Lamss: Nachteile sind für viele die unregelmäßigen Arbeitszeiten, vor allem nachts, und die verschiedenen Zeitzonen, in denen man arbeiten muss. Mir geht es da nicht so, ich brauche nicht viel Schlaf und kann mich schnell an eine Zeitzone gewöhnen: Wenn ich in Asien bin, lebe ich nach asiatischer Zeit, wenn ich in Amerika bin, nach amerikanischer. Außerdem kann es passieren, dass man nicht zu Hause ist, obwohl man das so geplant hat, weil beispielsweise der Flieger kaputt ist oder man nicht starten kann, weil schlechtes Wetter herrscht. In der Luftfahrt sagen wir immer: Erwarte das Unerwartete.
Zischup: Soviel zu den Nachteilen. Was sind die Vorteile?

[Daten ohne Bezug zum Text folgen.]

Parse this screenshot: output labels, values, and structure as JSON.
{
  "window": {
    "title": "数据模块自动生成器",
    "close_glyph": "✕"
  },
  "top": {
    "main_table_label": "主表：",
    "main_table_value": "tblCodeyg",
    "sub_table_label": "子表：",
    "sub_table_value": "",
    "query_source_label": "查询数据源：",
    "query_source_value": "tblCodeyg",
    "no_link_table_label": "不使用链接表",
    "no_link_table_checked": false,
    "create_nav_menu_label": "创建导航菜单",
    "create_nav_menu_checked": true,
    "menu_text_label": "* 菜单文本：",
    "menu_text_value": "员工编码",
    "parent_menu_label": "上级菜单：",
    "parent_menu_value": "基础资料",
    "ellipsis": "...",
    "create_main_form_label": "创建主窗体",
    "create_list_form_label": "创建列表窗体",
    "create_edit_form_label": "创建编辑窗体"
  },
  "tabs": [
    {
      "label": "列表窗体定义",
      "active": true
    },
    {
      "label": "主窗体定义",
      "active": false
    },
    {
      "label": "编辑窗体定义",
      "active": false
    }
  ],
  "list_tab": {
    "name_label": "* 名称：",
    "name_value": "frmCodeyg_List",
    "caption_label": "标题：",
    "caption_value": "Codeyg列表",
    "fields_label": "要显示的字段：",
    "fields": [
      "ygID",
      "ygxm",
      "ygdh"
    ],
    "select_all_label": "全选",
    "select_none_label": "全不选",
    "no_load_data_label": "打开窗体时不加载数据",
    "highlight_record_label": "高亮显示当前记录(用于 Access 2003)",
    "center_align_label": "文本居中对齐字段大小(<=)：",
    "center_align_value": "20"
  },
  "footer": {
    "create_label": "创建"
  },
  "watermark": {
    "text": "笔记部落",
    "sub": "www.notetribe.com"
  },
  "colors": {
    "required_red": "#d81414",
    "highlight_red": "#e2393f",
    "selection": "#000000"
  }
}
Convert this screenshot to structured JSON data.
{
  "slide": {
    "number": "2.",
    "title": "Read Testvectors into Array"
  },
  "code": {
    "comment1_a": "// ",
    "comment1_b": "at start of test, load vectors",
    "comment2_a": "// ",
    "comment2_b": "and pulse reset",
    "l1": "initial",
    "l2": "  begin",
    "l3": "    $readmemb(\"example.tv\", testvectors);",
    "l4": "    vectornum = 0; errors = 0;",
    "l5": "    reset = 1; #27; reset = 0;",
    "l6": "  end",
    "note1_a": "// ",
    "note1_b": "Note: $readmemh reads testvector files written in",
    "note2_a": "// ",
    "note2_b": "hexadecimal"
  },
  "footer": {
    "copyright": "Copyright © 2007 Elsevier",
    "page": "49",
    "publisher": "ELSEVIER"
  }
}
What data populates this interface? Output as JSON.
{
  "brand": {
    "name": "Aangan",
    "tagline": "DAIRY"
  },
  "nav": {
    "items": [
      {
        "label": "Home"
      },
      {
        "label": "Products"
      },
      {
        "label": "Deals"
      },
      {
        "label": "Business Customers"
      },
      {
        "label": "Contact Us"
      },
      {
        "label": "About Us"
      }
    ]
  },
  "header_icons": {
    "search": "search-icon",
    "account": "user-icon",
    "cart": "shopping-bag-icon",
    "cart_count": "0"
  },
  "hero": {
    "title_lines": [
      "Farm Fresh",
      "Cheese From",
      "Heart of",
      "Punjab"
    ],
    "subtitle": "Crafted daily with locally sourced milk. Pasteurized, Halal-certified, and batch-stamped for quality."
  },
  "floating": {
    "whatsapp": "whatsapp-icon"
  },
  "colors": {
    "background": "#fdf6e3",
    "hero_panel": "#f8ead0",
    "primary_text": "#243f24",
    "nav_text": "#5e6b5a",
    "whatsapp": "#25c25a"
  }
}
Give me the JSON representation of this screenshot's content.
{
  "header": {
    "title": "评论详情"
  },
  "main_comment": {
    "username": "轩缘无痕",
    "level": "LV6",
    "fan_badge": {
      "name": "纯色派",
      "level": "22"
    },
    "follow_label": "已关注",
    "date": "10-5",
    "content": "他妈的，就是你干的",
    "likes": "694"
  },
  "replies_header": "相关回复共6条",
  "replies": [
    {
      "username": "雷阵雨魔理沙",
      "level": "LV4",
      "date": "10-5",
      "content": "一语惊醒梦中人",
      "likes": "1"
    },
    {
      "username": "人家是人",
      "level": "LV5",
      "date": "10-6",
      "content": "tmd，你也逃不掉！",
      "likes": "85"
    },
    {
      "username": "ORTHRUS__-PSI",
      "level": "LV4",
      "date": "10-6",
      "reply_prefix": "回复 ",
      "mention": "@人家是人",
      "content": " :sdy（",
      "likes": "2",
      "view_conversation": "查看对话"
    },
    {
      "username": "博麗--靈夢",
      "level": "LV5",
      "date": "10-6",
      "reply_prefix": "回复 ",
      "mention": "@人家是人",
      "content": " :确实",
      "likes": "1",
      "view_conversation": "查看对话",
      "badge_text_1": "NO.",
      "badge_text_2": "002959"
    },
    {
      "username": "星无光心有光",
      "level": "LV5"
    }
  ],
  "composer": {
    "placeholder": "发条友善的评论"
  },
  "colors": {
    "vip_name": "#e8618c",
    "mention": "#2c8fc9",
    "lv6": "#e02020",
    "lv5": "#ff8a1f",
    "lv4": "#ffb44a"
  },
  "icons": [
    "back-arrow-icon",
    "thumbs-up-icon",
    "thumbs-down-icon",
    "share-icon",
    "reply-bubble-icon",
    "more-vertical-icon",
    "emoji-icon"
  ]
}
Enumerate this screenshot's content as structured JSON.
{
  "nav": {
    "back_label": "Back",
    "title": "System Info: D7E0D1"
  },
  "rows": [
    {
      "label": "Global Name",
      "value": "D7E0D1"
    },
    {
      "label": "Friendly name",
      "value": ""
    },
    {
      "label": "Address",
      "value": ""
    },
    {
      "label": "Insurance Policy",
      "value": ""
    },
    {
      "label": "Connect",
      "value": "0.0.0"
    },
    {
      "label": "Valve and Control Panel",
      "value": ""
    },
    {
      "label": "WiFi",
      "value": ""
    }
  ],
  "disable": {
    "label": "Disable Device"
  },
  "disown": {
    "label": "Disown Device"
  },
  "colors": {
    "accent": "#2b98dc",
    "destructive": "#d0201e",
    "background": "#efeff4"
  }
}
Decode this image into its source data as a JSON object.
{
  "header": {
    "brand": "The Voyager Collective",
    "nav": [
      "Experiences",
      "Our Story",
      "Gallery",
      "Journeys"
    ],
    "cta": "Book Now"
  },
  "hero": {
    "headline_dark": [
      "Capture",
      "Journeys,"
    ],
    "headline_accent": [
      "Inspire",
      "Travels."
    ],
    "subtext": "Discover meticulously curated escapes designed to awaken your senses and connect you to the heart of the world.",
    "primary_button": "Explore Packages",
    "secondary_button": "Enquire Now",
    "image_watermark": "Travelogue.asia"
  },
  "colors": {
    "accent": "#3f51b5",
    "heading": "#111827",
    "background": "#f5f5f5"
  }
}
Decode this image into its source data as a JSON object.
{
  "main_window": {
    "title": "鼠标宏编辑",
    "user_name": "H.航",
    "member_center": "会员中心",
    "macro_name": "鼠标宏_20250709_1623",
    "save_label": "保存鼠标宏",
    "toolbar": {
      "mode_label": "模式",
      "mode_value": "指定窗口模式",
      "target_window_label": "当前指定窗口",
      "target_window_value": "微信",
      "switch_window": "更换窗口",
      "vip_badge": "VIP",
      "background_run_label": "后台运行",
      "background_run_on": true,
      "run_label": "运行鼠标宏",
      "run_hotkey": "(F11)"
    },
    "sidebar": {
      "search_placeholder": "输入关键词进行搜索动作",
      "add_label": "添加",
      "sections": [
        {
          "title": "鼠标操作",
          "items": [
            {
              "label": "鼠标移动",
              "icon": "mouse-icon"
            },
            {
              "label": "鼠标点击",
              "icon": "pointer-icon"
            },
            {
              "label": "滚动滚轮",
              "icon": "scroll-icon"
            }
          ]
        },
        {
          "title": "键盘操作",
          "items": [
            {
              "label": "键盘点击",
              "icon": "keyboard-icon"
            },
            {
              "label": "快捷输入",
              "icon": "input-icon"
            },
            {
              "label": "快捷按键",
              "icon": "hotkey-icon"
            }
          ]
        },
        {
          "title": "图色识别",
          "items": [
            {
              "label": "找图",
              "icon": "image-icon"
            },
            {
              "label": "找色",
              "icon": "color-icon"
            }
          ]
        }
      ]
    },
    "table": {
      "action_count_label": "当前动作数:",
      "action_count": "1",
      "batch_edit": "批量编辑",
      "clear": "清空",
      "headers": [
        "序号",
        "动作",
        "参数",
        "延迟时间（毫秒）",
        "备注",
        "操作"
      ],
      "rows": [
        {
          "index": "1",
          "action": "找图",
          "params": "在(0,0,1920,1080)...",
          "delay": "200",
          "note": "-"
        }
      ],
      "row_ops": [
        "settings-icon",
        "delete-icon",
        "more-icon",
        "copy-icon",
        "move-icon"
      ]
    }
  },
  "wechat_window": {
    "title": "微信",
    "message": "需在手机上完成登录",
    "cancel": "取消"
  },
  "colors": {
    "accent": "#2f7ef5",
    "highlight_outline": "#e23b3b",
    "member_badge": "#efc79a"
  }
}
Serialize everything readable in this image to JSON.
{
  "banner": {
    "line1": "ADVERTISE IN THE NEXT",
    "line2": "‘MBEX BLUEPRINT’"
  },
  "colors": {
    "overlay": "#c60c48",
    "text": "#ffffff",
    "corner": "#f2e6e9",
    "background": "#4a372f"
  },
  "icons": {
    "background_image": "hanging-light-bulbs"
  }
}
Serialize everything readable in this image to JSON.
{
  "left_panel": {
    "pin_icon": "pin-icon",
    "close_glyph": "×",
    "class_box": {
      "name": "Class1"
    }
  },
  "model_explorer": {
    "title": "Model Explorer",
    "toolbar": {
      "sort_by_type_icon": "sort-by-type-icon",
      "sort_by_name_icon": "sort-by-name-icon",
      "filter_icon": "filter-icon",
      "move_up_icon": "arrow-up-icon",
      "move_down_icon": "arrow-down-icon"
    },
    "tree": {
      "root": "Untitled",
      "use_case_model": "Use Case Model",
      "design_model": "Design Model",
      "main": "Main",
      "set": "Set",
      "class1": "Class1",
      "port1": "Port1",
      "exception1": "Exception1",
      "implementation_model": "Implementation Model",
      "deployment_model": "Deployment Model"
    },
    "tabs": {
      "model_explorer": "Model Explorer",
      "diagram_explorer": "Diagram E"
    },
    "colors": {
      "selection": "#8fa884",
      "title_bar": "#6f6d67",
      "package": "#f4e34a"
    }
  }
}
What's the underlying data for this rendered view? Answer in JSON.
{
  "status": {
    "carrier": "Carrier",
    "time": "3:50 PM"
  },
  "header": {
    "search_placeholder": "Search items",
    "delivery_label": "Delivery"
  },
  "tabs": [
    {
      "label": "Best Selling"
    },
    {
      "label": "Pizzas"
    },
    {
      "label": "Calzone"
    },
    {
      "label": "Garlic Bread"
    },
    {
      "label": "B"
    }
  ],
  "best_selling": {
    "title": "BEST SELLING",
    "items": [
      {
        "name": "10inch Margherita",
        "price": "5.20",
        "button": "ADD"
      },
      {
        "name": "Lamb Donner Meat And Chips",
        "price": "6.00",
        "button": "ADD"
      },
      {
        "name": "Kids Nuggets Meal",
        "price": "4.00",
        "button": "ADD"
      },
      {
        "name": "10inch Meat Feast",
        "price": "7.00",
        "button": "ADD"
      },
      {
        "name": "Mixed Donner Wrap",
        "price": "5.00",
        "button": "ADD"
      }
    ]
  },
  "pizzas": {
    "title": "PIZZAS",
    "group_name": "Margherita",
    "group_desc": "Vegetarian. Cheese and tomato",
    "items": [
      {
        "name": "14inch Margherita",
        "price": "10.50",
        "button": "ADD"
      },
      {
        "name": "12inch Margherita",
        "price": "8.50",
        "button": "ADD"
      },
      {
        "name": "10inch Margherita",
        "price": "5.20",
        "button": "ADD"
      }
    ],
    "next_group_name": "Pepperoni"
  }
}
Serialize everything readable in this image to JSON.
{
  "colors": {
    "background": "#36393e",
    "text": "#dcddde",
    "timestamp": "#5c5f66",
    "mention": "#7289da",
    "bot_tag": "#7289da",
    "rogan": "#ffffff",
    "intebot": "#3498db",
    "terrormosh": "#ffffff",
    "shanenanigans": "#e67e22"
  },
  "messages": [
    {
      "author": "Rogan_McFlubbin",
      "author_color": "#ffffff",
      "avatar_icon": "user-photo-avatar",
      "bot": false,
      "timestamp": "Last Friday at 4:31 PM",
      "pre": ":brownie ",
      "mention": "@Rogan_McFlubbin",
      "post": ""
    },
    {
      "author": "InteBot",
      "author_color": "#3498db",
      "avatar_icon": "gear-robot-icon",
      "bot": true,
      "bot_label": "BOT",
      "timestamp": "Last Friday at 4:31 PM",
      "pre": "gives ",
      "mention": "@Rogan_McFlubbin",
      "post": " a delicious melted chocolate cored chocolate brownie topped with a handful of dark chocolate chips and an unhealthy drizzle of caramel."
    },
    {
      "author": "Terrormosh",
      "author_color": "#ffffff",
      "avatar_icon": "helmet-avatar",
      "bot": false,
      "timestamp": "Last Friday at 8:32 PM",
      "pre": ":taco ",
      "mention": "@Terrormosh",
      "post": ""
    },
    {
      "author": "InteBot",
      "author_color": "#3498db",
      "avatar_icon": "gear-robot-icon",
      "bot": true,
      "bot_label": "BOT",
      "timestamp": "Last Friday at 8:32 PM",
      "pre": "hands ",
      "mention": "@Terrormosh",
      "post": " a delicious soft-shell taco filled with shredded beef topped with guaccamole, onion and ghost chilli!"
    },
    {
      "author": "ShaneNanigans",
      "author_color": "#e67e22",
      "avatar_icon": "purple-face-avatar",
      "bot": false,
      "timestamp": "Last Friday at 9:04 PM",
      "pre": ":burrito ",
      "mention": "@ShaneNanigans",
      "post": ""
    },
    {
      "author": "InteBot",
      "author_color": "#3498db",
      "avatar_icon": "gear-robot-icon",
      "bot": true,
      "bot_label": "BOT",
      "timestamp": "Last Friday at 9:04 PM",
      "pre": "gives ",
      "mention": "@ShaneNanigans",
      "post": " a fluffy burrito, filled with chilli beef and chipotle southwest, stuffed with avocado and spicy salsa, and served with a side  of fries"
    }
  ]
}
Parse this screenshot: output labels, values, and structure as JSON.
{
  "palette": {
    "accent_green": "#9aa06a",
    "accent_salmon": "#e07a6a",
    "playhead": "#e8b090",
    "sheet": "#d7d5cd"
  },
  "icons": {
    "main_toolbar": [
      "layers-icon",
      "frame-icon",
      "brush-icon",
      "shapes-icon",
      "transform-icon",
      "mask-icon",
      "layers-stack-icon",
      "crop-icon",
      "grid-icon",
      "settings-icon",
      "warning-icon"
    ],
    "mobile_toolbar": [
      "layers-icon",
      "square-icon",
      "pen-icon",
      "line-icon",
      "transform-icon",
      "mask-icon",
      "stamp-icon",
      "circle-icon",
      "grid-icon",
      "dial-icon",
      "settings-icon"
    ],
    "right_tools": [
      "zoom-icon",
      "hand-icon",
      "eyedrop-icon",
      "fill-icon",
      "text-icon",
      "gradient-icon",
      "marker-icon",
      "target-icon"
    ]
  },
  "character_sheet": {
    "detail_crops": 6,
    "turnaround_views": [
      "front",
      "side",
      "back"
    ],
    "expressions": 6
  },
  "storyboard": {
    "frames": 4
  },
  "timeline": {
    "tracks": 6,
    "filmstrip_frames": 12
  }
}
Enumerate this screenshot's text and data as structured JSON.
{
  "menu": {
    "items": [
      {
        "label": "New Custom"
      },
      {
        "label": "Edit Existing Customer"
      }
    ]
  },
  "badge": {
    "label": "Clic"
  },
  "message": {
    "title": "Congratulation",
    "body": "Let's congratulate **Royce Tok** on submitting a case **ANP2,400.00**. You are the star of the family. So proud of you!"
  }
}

Lamss: Ich verdiene Geld, während ich die Schönheit der Nordlichter über Grönland bewundere oder den Taj Mahal besuche. Außerdem liebe ich an meinem Beruf, Leuten oft mit Kleinigkeiten wirklich große Freude zu bereiten.
Zischup: Und das wäre?
Lamss: Das beginnt beim extra Stück Schokolade neben der Kaffeetasse und endet bei der Dankbarkeit von Fluggästen, denen man bei einem medizinischen Notfall helfen konnte.
Zischup: Hatten Sie schon so einen Vorfall an Bord?
Lamss: Ja, mehrere, das kann immer mal wieder vorkommen. Zu den verhältnismäßig harmloseren Fällen gehören Gäste, die mit Übelkeit oder Schwächeanfällen zu kämpfen haben. Ich hatte auch schon eine Passagierin, die ohnmächtig wurde, zum Glück aber schnell wieder zu sich kam.
Zischup: Alle reden über den Klimawandel. Sie arbeiten in einer Branche, die extrem viel CO2 ausstößt. Schämen Sie sich deswegen nicht manchmal?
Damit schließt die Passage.